Haloing her face and gently tucked beneath her hands were wildflowers that Emillie, Revelie, and Ariadne had picked just after sunset in preparation and before anyone’s attention had been brought to the crimson-clad Nikolai.

Now she stood back to watch, her lungs burning with each shallow breath, as Felix Dodd crumpled over his daughter. He held her beautiful, shrouded face in his shaking hands and pressed his lips to Camilla’s forehead.

Though Emillie had never lost a child and prayed to Keon that such a devastation would never become her, she knew what it meant to see a future torn from someone too soon. She had seen it too many times. Witnessed the agony. Felt a similar shredding of her heart.

Just as the first tear slid down Emillie’s cheek, a hand slipped into hers and squeezed tight. Looking around, she found Ariadne to her left, the same silent tears rolling down her face. A beat later, her other hand filled with Revelie’s.

The three of them stood together in silence as the ground shook beneath her.

On Ariadne’s far side, Azriel appeared in his vampire form, the tattoos down his neck standing out on his tan skin.

He did not take his wife’s hand, but stood just behind her in silent solidarity.

Jakhov took up a similar position behind Revelie, his sharp face expressionless and stern.

But it was the presence at her back that had Emillie turning her head.

Luce stood between the two dhemons, her perfect face softer and more somber than Emillie had ever witnessed before.

Her golden eyes tracked a tear down Emillie’s cheek, and she swallowed hard before refocusing on the pyre before them.

Only when Felix Dodd whispered his final goodbyes to his daughter and stepped back were the first pyres lit.

Those on the outermost rows began to spark and smoke before the next torches were lowered.

Again and again, vampires and dhemons moved forward to light the pyres until only the two at the center remained.

Nikolai’s pyre fluttered with flames delivered by a dhemon Emillie did not know, but who had carried him in and was the one to proclaim the Caersan’s feats before everyone.

As the fire rose up, engulfing his silhouette, Ariadne’s hand clenched Emillie’s.

What had happened between them in Laeton, she did not question.

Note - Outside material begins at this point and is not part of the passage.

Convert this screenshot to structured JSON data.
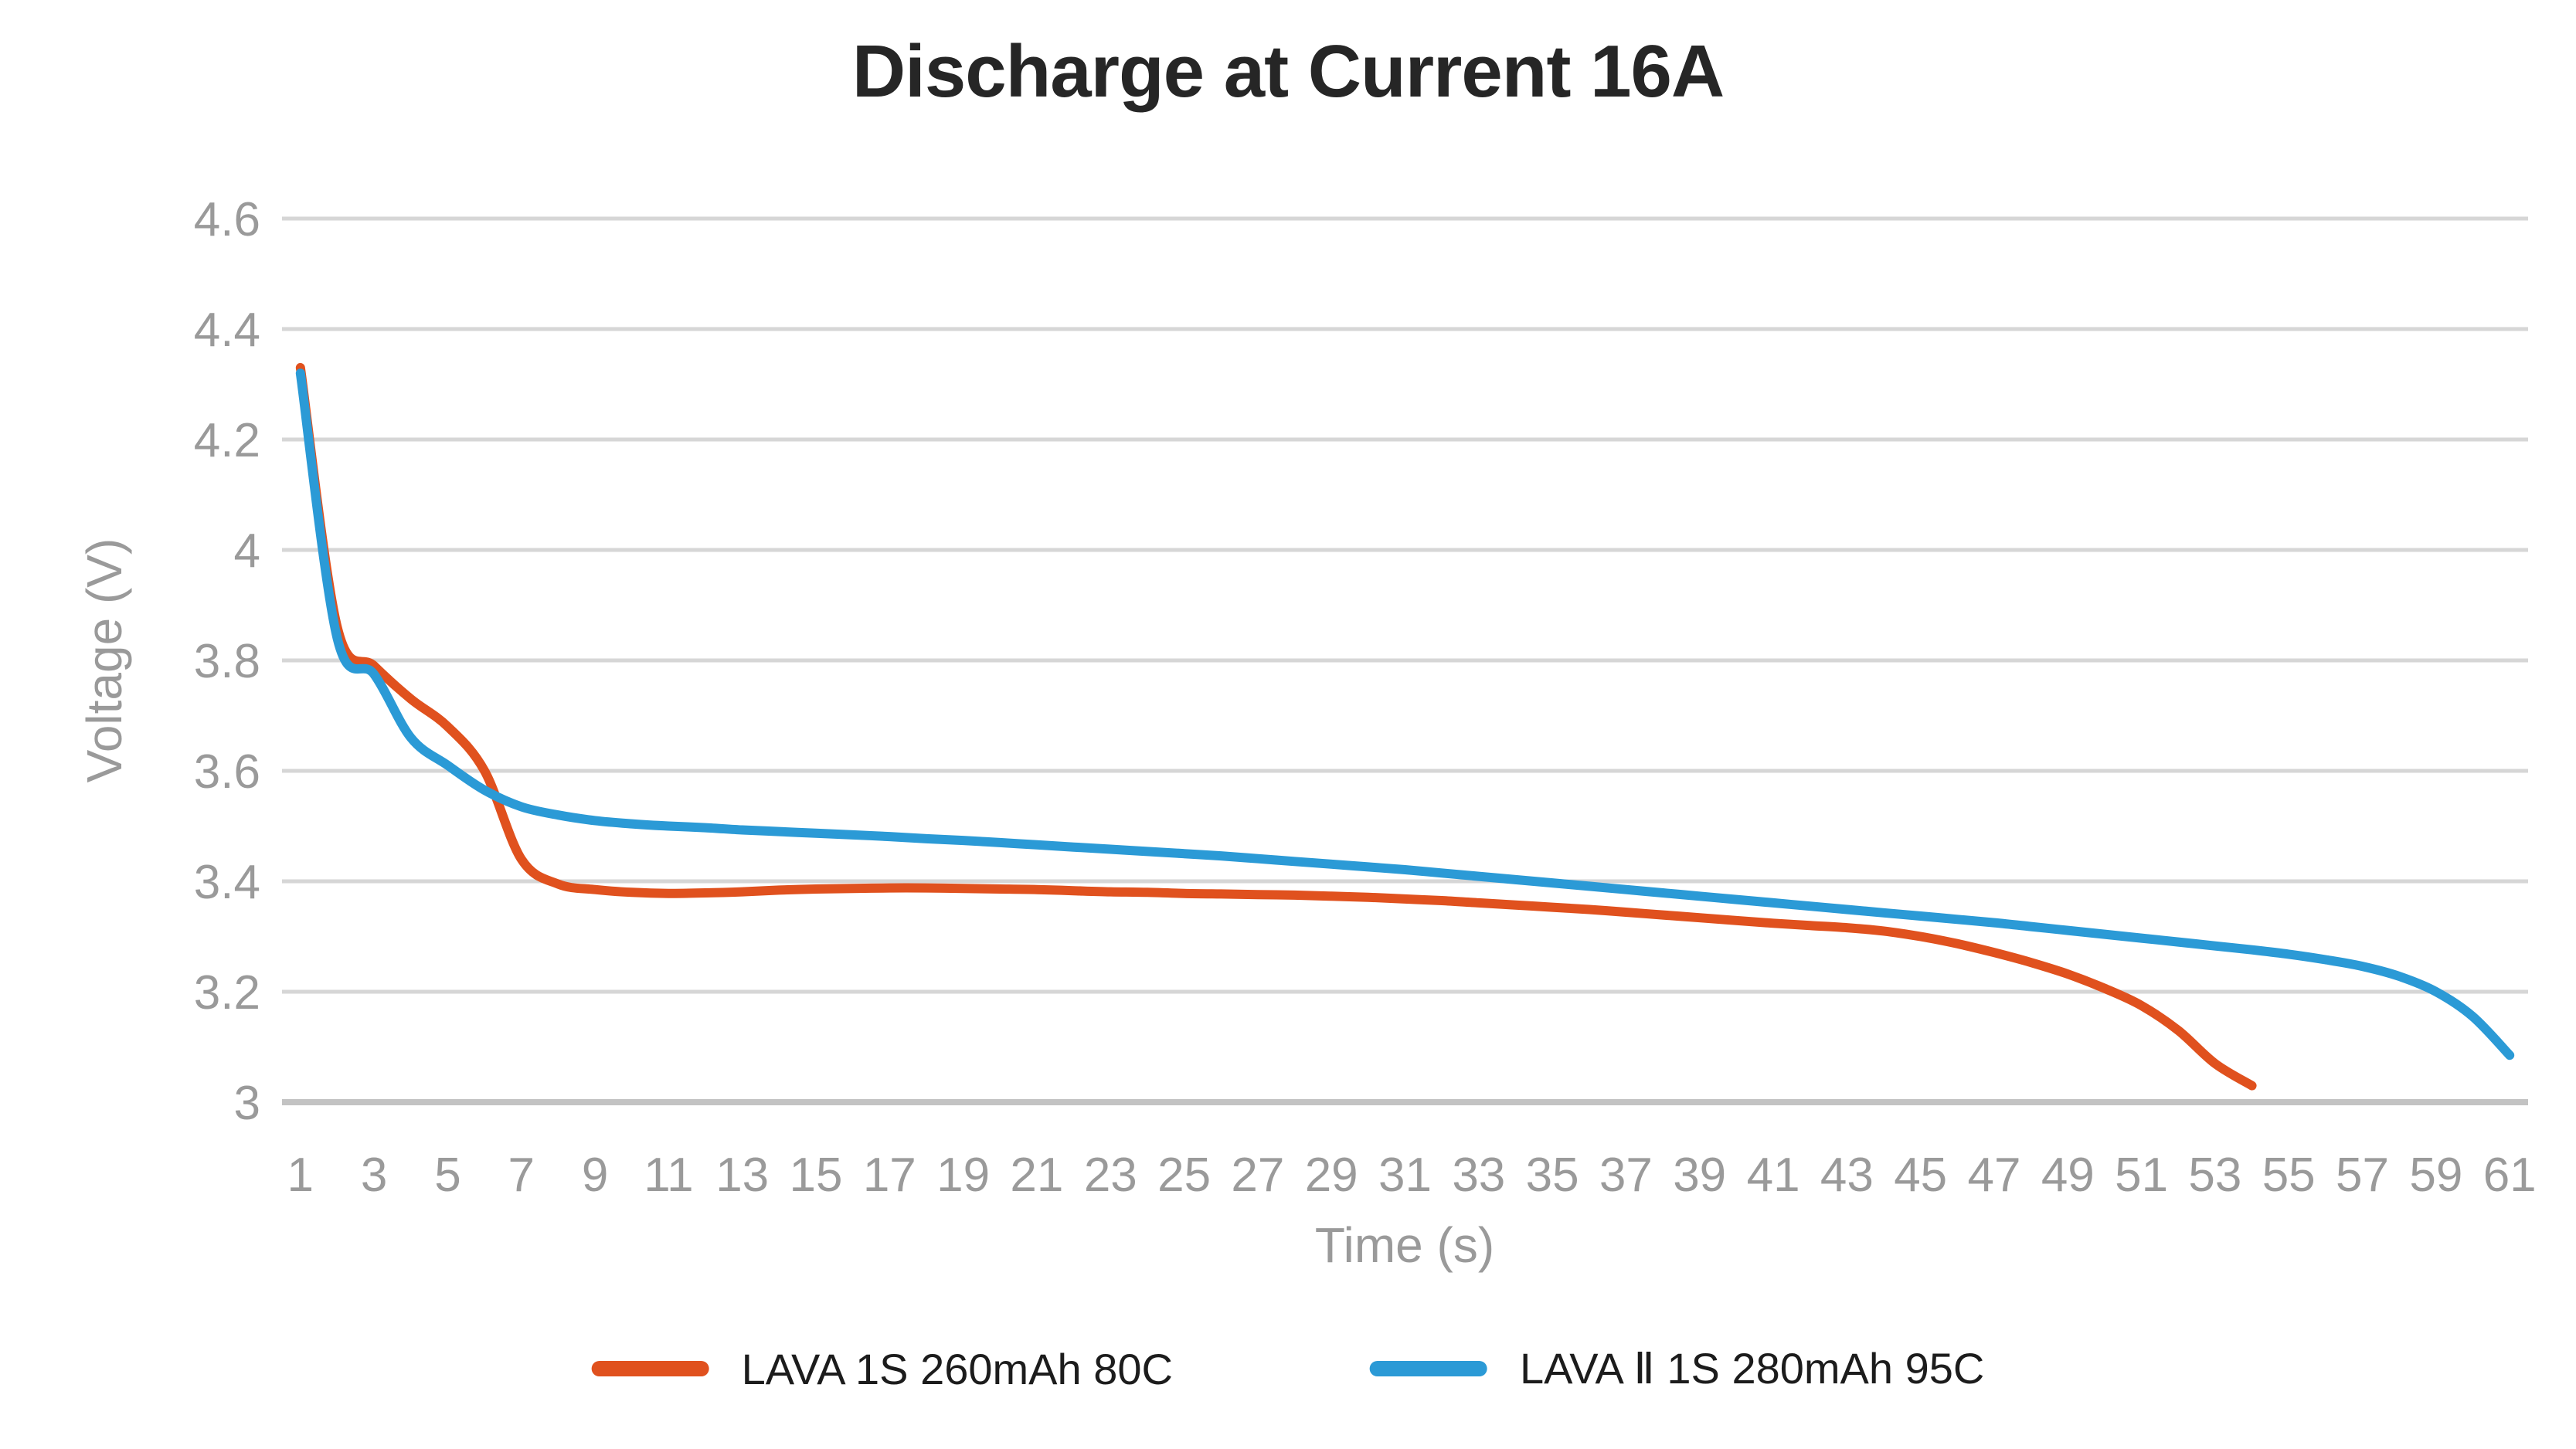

Something had brought Nikolai to her sister’s aid, and for that, she would always be grateful, even as his soul rose with the smoke to Empyrean.

Hands shaking, Lord Dodd took the torch offered by a dhemon and turned to his daughter. With his head held high, the flickering lights casting deep shadows on his tear-soaked face, he lowered the flames to the wood and put Camilla Dodd to rest.